A generalized cognitive hierarchy model for dynamic games
While there has been an increasing focus on the use of game theoretic models for autonomous driving, empirical evidence shows that there are still open questions around dealing with the challenges of common knowledge assumptions as well as modeling bounded rationality. To address some of these practical challenges, we develop a framework of generalized dynamic cognitive hierarchy for both modelling naturalistic human driving behavior as well as behavior planning for autonomous vehicles (AV). This framework is built upon a rich model of level-0 behavior through the use of automata strategies, an interpretable notion of bounded rationality through safety and maneuver satisficing, and a robust response for planning. Based on evaluation on two large naturalistic datasets as well as simulation of critical traffic scenarios, we show that i) automata strategies are well suited for level-0 behavior in a dynamic level-k framework, and ii) the proposed robust response to a heterogeneous population of strategic and non-strategic reasoners can be an effective approach for game theoretic planning in AV
Safety Validation of strategic planners
A particular challenge for both autonomous and human driving is dealing with risk associated with dynamic occlusion, i.e., occlusion caused by other vehicles in traffic.

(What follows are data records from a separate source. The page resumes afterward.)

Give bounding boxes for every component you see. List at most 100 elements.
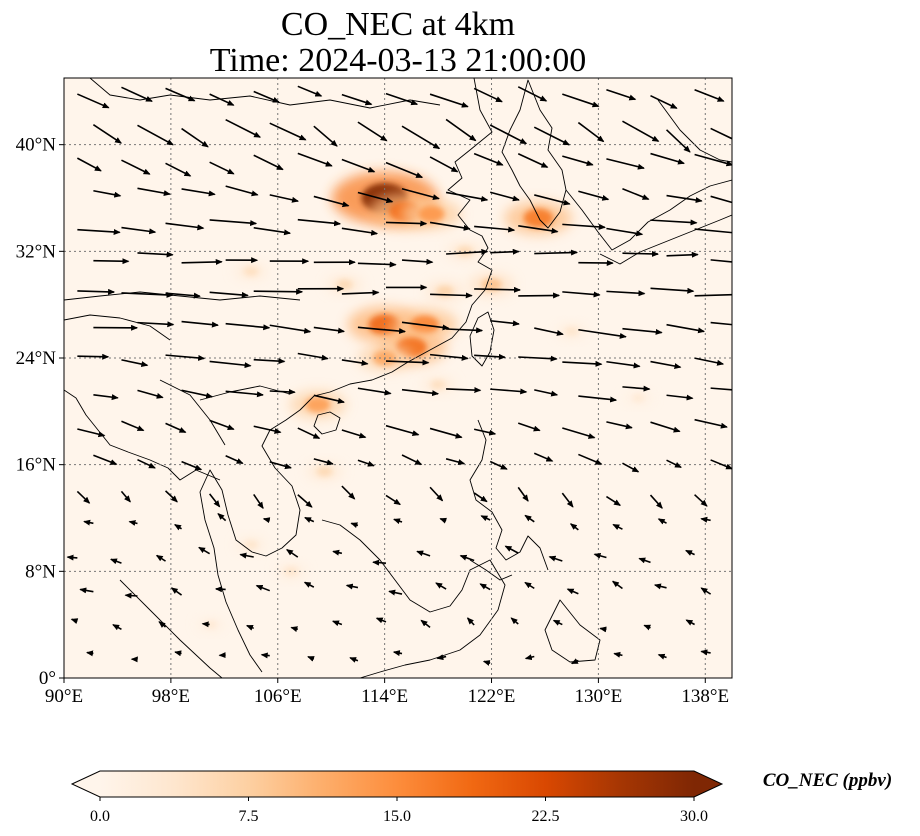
wind-arrow <box>66 554 78 561</box>
wind-arrow <box>517 153 549 168</box>
wind-arrow <box>164 490 178 503</box>
wind-arrow <box>578 190 610 201</box>
wind-arrow <box>392 650 403 657</box>
wind-arrow <box>269 324 312 334</box>
wind-arrow <box>128 520 138 526</box>
map-title-line1: CO_NEC at 4km <box>280 6 516 43</box>
wind-arrow <box>253 425 282 434</box>
wind-arrow <box>612 523 623 530</box>
wind-arrow <box>593 552 607 559</box>
wind-arrow <box>649 494 663 509</box>
wind-arrow <box>401 188 440 200</box>
wind-arrow <box>436 654 447 661</box>
wind-arrow <box>533 126 571 146</box>
lon-tick-label: 130°E <box>575 686 623 707</box>
wind-arrow <box>517 86 548 102</box>
wind-arrow <box>622 188 650 200</box>
wind-arrow <box>562 360 603 367</box>
map-gridlines <box>64 78 732 678</box>
wind-arrow <box>459 554 475 562</box>
wind-arrow <box>341 429 367 439</box>
wind-arrow <box>313 458 334 466</box>
concentration-core <box>632 394 645 402</box>
wind-arrow <box>137 321 175 328</box>
wind-arrow <box>694 228 732 234</box>
wind-arrow <box>225 185 259 197</box>
wind-arrow <box>137 458 156 469</box>
wind-arrow <box>385 161 424 179</box>
wind-arrow <box>518 225 559 234</box>
wind-arrow <box>313 125 338 147</box>
wind-arrow <box>650 360 682 369</box>
wind-arrow <box>93 189 122 198</box>
wind-arrow <box>420 619 431 628</box>
wind-arrow <box>446 327 484 334</box>
wind-arrow <box>653 583 667 590</box>
wind-arrow <box>181 460 203 471</box>
lon-tick-label: 90°E <box>45 686 83 707</box>
wind-arrow <box>710 459 732 470</box>
wind-arrow <box>269 194 300 203</box>
wind-arrow <box>665 129 691 153</box>
wind-arrow <box>710 321 732 326</box>
wind-arrow <box>357 459 375 467</box>
wind-arrow <box>297 427 321 440</box>
wind-arrow <box>375 617 387 624</box>
wind-arrow <box>534 194 571 206</box>
wind-arrow <box>93 393 119 401</box>
colorbar-tick-label: 30.0 <box>680 808 708 825</box>
map-title-line2: Time: 2024-03-13 21:00:00 <box>209 42 587 79</box>
wind-arrow <box>710 127 732 140</box>
wind-arrow <box>517 422 541 432</box>
wind-arrow <box>606 158 645 170</box>
wind-arrow <box>313 326 346 334</box>
wind-arrow <box>429 353 469 361</box>
colorbar-max-extension <box>694 771 722 797</box>
wind-arrow <box>445 458 466 465</box>
wind-arrow <box>401 258 434 265</box>
wind-arrow <box>70 618 79 625</box>
wind-arrow <box>165 87 196 102</box>
wind-arrow <box>489 460 508 470</box>
wind-arrow <box>214 586 226 593</box>
wind-arrow <box>253 154 284 171</box>
wind-arrow <box>269 122 307 141</box>
wind-arrow <box>666 194 703 204</box>
wind-arrow <box>393 518 403 525</box>
wind-arrow <box>285 548 299 558</box>
wind-arrow <box>385 424 420 437</box>
wind-arrow <box>466 617 475 626</box>
wind-arrow <box>209 219 258 227</box>
lat-tick-label: 40°N <box>16 135 57 156</box>
concentration-field <box>197 171 653 632</box>
wind-arrow <box>76 157 102 172</box>
wind-arrow <box>578 395 618 403</box>
wind-arrow <box>120 490 131 503</box>
wind-arrow <box>121 291 174 298</box>
wind-arrow <box>534 327 564 336</box>
wind-arrow <box>303 581 315 588</box>
concentration-core <box>564 327 579 336</box>
wind-arrow <box>77 428 106 438</box>
concentration-core <box>244 540 258 549</box>
wind-arrow <box>388 589 403 596</box>
wind-arrow <box>577 121 605 143</box>
wind-arrow <box>349 657 359 663</box>
wind-arrow <box>650 152 685 165</box>
wind-arrow <box>201 621 210 628</box>
wind-arrow <box>517 486 529 502</box>
wind-arrow <box>198 546 211 555</box>
lon-tick-label: 122°E <box>468 686 516 707</box>
wind-arrow <box>694 89 725 102</box>
wind-arrow <box>209 93 235 106</box>
wind-arrow <box>666 323 706 334</box>
wind-vectors <box>66 85 732 666</box>
wind-arrow <box>710 387 732 391</box>
wind-arrow <box>385 220 428 227</box>
wind-arrow <box>253 90 280 103</box>
wind-arrow <box>121 420 145 432</box>
wind-arrow <box>239 552 254 559</box>
concentration-core <box>418 205 445 223</box>
wind-arrow <box>401 454 423 466</box>
wind-arrow <box>599 626 607 633</box>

Based on the theory of hypergames, we develop a novel multiagent dynamic occlusion risk (DOR) measure for assessing situational risk in dynamic occlusion scenarios. Furthermore, we present a white-box, scenario-based, accelerated safety validation framework for assessing safety of strategic planners in AV. Based on evaluation over a large naturalistic database, our proposed validation method achieves a 4000% speedup compared to direct validation on naturalistic data, a more diverse coverage, and ability to generalize beyond the dataset and generate commonly observed dynamic occlusion crashes in traffic in an automated manner.
Waterloo Multi-Agent Traffic Dataset
A multi-agent dataset of traffic interactions covering various scenarios, such as, busy intersections, crosswalk interaction with pedestrians, roundabouts, and interaction between pedetrians and AV. The dataset is under active development, and the intersection and crosswalk dataset is available here
Taxonomy of strategic and non-strategic interactions
In order to enable autonomous vehicles (AV) to navigate busy traffic situations, in recent years there has been a focus on game-theoretic models for strategic behavior planning in AVs. However, a lack of common taxonomy impedes a broader understanding of the strategies the models generate as well as the development of safety specification to identity what strategies are safe for an AV to execute. Based on common patterns of interaction in traffic conflicts, we develop a taxonomy for strategic interactions along the dimensions of agents' initial response to right-of-way rules and subsequent response to other agents' behavior. Furthermore, we demonstrate a process of automatic mapping of strategies generated by a strategic planner to the categories in the taxonomy, and based on vehicle-vehicle and vehicle-pedestrian interaction simulation, we evaluate two popular solution concepts used in strategic planning in AVs, QLk and Subgame perfect epsilon-Nash Equilibrium, with respect to those categories.